INTRODUCTION
Minimally invasive decompression (MID) is an established, reliable surgical option for lumbar spinal stenosis (LSS) with degenerative spondylolisthesis (DS). However, simple decompression is characterized by degenerative changes, such as slip progression and secondary instability, leading to negative surgical outcomes and revision surgery. The precise post-decompressive courses in this context are not well known. The purpose of this study was to prospectively evaluate the advantages and disadvantages of MID for LSS with DS.
METHODS
We conducted a 2-year follow-up. The inclusion criteria were LSS with a slip rate ≥10% at L4-5 in the neutral position on a standing radiograph, disruption of daily activities by radiculopathy or neurogenic claudication without previous lumbar surgery, and microscopic bilateral decompression using a unilateral approach at L4-5. This study enrolled 46 patients (14 males and 32 females) with an average age of 70.9 ± 8.4 years. The average slip rate in the neutral position was 17.2% ± 5.8%. Clinical evaluation included the Japanese Orthopedic Association (JOA) 15-point scoring system (where 0 indicates the greatest severity) and a VAS for low back pain, pains in buttocks and lower limb, and numbness in buttocks and lower limb (0–10, where 10 indicates the most severe symptom).
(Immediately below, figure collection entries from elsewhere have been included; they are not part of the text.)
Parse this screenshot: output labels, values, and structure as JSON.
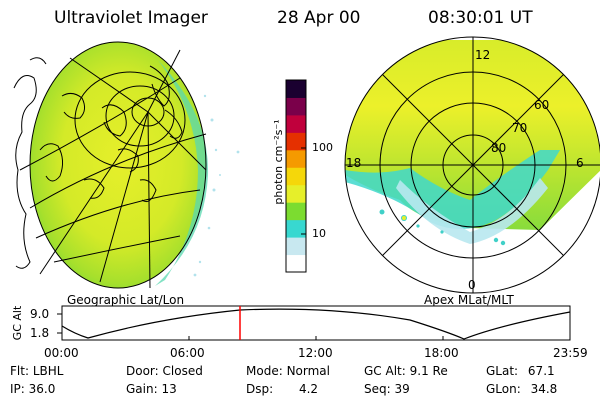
{
  "header": {
    "instrument": "Ultraviolet Imager",
    "date": "28 Apr 00",
    "time": "08:30:01 UT"
  },
  "left_panel": {
    "caption": "Geographic Lat/Lon"
  },
  "colorbar": {
    "unit_label": "photon cm⁻²s⁻¹",
    "scale": "log",
    "ticks": [
      "100",
      "10"
    ],
    "colors": [
      "#ffffff",
      "#c8e8f0",
      "#38d8d0",
      "#7cdc30",
      "#e6ef2a",
      "#f5d70a",
      "#f59a00",
      "#e53000",
      "#c0003c",
      "#7a004a",
      "#1a0030"
    ]
  },
  "right_panel": {
    "caption": "Apex MLat/MLT",
    "mlt_labels": {
      "top": "12",
      "left": "18",
      "right": "6",
      "bottom": "0"
    },
    "lat_labels": [
      "60",
      "70",
      "80"
    ]
  },
  "timeline": {
    "ylabel": "GC Alt",
    "yticks": [
      "9.0",
      "1.8"
    ],
    "time_ticks": [
      "00:00",
      "06:00",
      "12:00",
      "18:00",
      "23:59"
    ],
    "marker_color": "#ff0000"
  },
  "status": {
    "row1": [
      {
        "key": "Flt:",
        "value": "LBHL"
      },
      {
        "key": "Door:",
        "value": "Closed"
      },
      {
        "key": "Mode:",
        "value": "Normal"
      },
      {
        "key": "GC Alt:",
        "value": "9.1 Re"
      },
      {
        "key": "GLat:",
        "value": "67.1"
      }
    ],
    "row2": [
      {
        "key": "IP:",
        "value": "36.0"
      },
      {
        "key": "Gain:",
        "value": "13"
      },
      {
        "key": "Dsp:",
        "value": "4.2"
      },
      {
        "key": "Seq:",
        "value": "39"
      },
      {
        "key": "GLon:",
        "value": "34.8"
      }
    ]
  }
}
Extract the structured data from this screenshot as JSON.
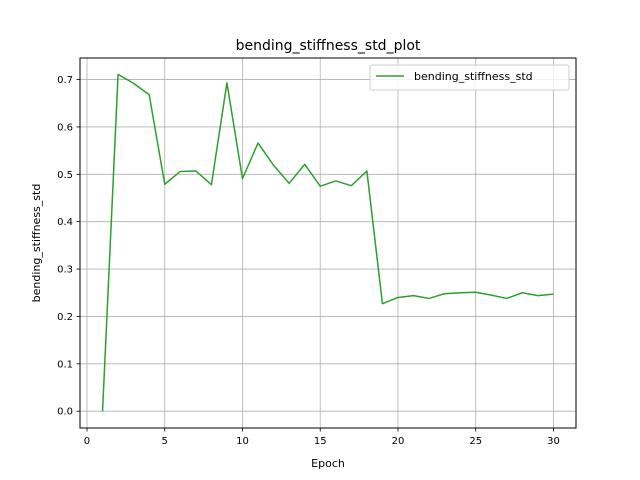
{
  "chart_data": {
    "type": "line",
    "title": "bending_stiffness_std_plot",
    "xlabel": "Epoch",
    "ylabel": "bending_stiffness_std",
    "xlim": [
      -0.45,
      31.45
    ],
    "ylim": [
      -0.0355,
      0.7455
    ],
    "xticks": [
      0,
      5,
      10,
      15,
      20,
      25,
      30
    ],
    "yticks": [
      0.0,
      0.1,
      0.2,
      0.3,
      0.4,
      0.5,
      0.6,
      0.7
    ],
    "xtick_labels": [
      "0",
      "5",
      "10",
      "15",
      "20",
      "25",
      "30"
    ],
    "ytick_labels": [
      "0.0",
      "0.1",
      "0.2",
      "0.3",
      "0.4",
      "0.5",
      "0.6",
      "0.7"
    ],
    "grid": true,
    "legend_position": "top-right",
    "series": [
      {
        "name": "bending_stiffness_std",
        "color": "#2ca02c",
        "x": [
          1,
          2,
          3,
          4,
          5,
          6,
          7,
          8,
          9,
          10,
          11,
          12,
          13,
          14,
          15,
          16,
          17,
          18,
          19,
          20,
          21,
          22,
          23,
          24,
          25,
          26,
          27,
          28,
          29,
          30
        ],
        "y": [
          0.0,
          0.711,
          0.692,
          0.668,
          0.479,
          0.506,
          0.507,
          0.478,
          0.693,
          0.491,
          0.566,
          0.519,
          0.481,
          0.521,
          0.475,
          0.486,
          0.476,
          0.507,
          0.227,
          0.24,
          0.244,
          0.238,
          0.248,
          0.25,
          0.251,
          0.245,
          0.238,
          0.25,
          0.244,
          0.247
        ]
      }
    ]
  }
}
For radiographic evaluation, the slip rate and lumbar lordosis (LL) were calculated on standing lateral radiographs in flexion, neutral position, and extension. For mobility, the difference between the slip rate measured in flexion and extension, the range of motion at L4-5, and the difference in LL between flexion and extension were used. The Wilcoxon signed-rank test with Bonferroni correction was carried out to determine the differences in each parameter across three different time points (before, 1 year after, and 2 years after surgery). A risk of 5% was considered significant.
RESULTS
Two patients dropped out of the study. Leg symptoms recurred in six patients; four of them had temporary deterioration due to a juxtafacet cyst at L4-5 (n=2) or L5-S (n=1), or an intraforaminal disc herniation (IFDH) at L4/5 (n=1). They responded well to facet joint block or selective nerve root block without reoperation. The other two patients required reoperation due to IFDH at L4/5 or LSS at L2/3 and L3/4. In 42 patients (excluding the dropouts and reoperated patients), the VAS for clinical symptoms improved 1 year after decompression but did not change thereafter. In contrast, the JOA score improved each year. LL in the neutral position and extension increased 1 year after decompression, whereas the other radiographic parameters did not change during follow-up.
DISCUSSION
MID preserving facet joints and spinous processes can be a reliable surgical option for LSS with DS, leading to satisfactory outcomes without slip progression or secondary instability. In addition, MID can improve posture from forward bending, facilitating back extension, which can also counteract post-decompressive slip progression. Degenerative changes at the decompressed and adjacent segments could cause symptom deterioration, many of which are temporary and curable by conservative treatments, and the reoperation rate may be lower than expected.